I do remember how it ended. After lovingly exploring our family for two hours, Carl leaned back and gave a big laugh. He then held out his two big arms as if he was hugging someone and said, “I feel like I have each of you on a different breast and I can’t get you together. He then wrapped his hands behind each of our necks and pulled us together.
As soon as we touched, we started hugging, we experienced a new level of our crying. We were now two little boys who had lost their mother. We held onto each other and sobbed. It went on for a few minutes, before the moment ebbed. My brother sat back and looked at me. “You know that now we’re both orphans?”
Carl spoke, “I want you both to leave, walk on the beach, hold hands, throw sand at each other. We’re going to talk about what just happened and I don’t want our talking to alter what you just experienced, so you have to leave.” We slowly wandered out to the sand and walked and talked.
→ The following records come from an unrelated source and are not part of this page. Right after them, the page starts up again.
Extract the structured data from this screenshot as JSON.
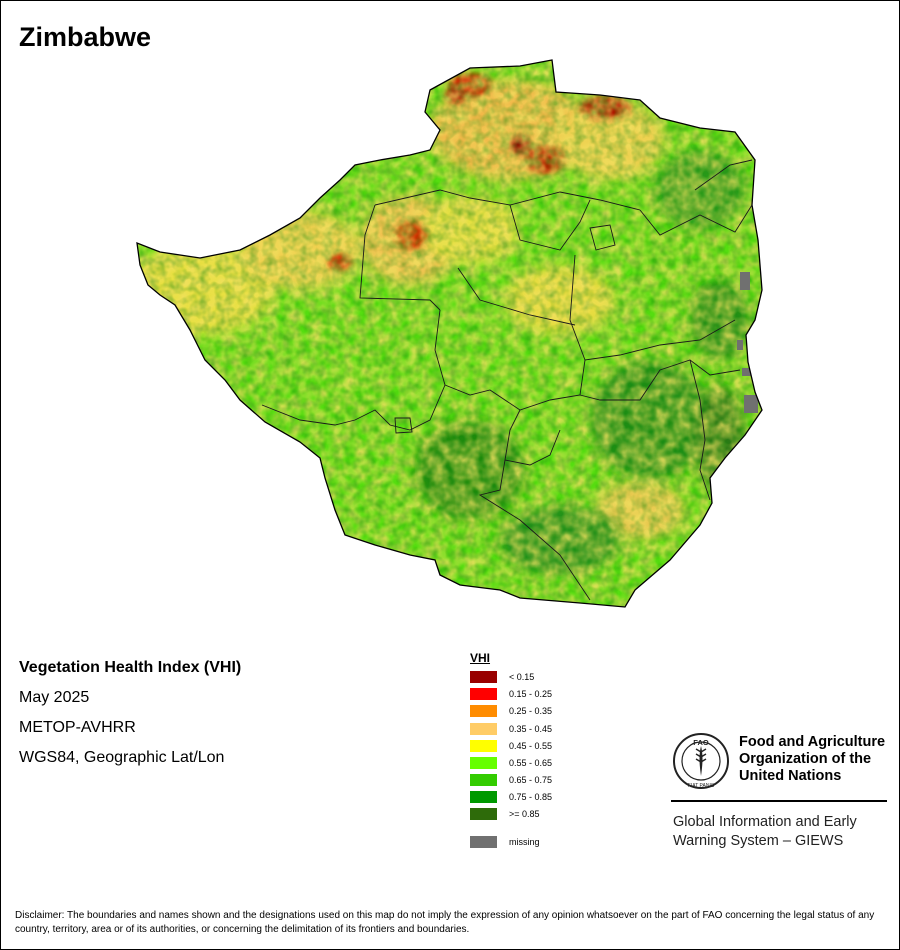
{
  "map_title": "Zimbabwe",
  "info": {
    "product": "Vegetation Health Index (VHI)",
    "period": "May 2025",
    "sensor": "METOP-AVHRR",
    "projection": "WGS84, Geographic Lat/Lon"
  },
  "legend": {
    "title": "VHI",
    "classes": [
      {
        "label": "< 0.15",
        "color": "#990000"
      },
      {
        "label": "0.15 - 0.25",
        "color": "#ff0000"
      },
      {
        "label": "0.25 - 0.35",
        "color": "#ff8c00"
      },
      {
        "label": "0.35 - 0.45",
        "color": "#ffcc66"
      },
      {
        "label": "0.45 - 0.55",
        "color": "#ffff00"
      },
      {
        "label": "0.55 - 0.65",
        "color": "#66ff00"
      },
      {
        "label": "0.65 - 0.75",
        "color": "#33cc00"
      },
      {
        "label": "0.75 - 0.85",
        "color": "#009900"
      },
      {
        "label": ">= 0.85",
        "color": "#2e6b0a"
      }
    ],
    "missing": {
      "label": "missing",
      "color": "#707070"
    }
  },
  "org": {
    "name_lines": [
      "Food and Agriculture",
      "Organization of the",
      "United Nations"
    ],
    "logo_text": "FAO",
    "motto": "FIAT PANIS",
    "program_lines": [
      "Global Information and Early",
      "Warning System – GIEWS"
    ]
  },
  "disclaimer": "Disclaimer: The boundaries and names shown and the designations used on this map do not imply the expression of any opinion whatsoever on the part of FAO concerning the legal status of any country, territory, area or of its authorities, or concerning the delimitation of its frontiers and boundaries."
}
What happened over the next few months was extraordinary. As I went on through my grieving and my attempts to avoid my grief; when I came to a roadblock, I would remember something that we had talked about. It was as if he had scattered breadcrumbs all through my unconscious. As I stepped on one, a memory would come back that would be like a new piece of the puzzle, that would help me make sense of who I was and what losing my mother really meant.
It took me 10 years to get that video tape from Leo Berman. I don’t know if his excuses were real, or he just did not want to give me a copy. I finally gave him a blank tape and put it in his hand.
Carl later told me that it was during this session that I captured him as a foster grandfather. Up until his stroke, he nurtured me. He shared with me what he thought psychotherapy was, but he talked much more to me about what it meant to be a person, a husband, a father. He gave me permission to become who I am and I will forever be appreciative of this gift.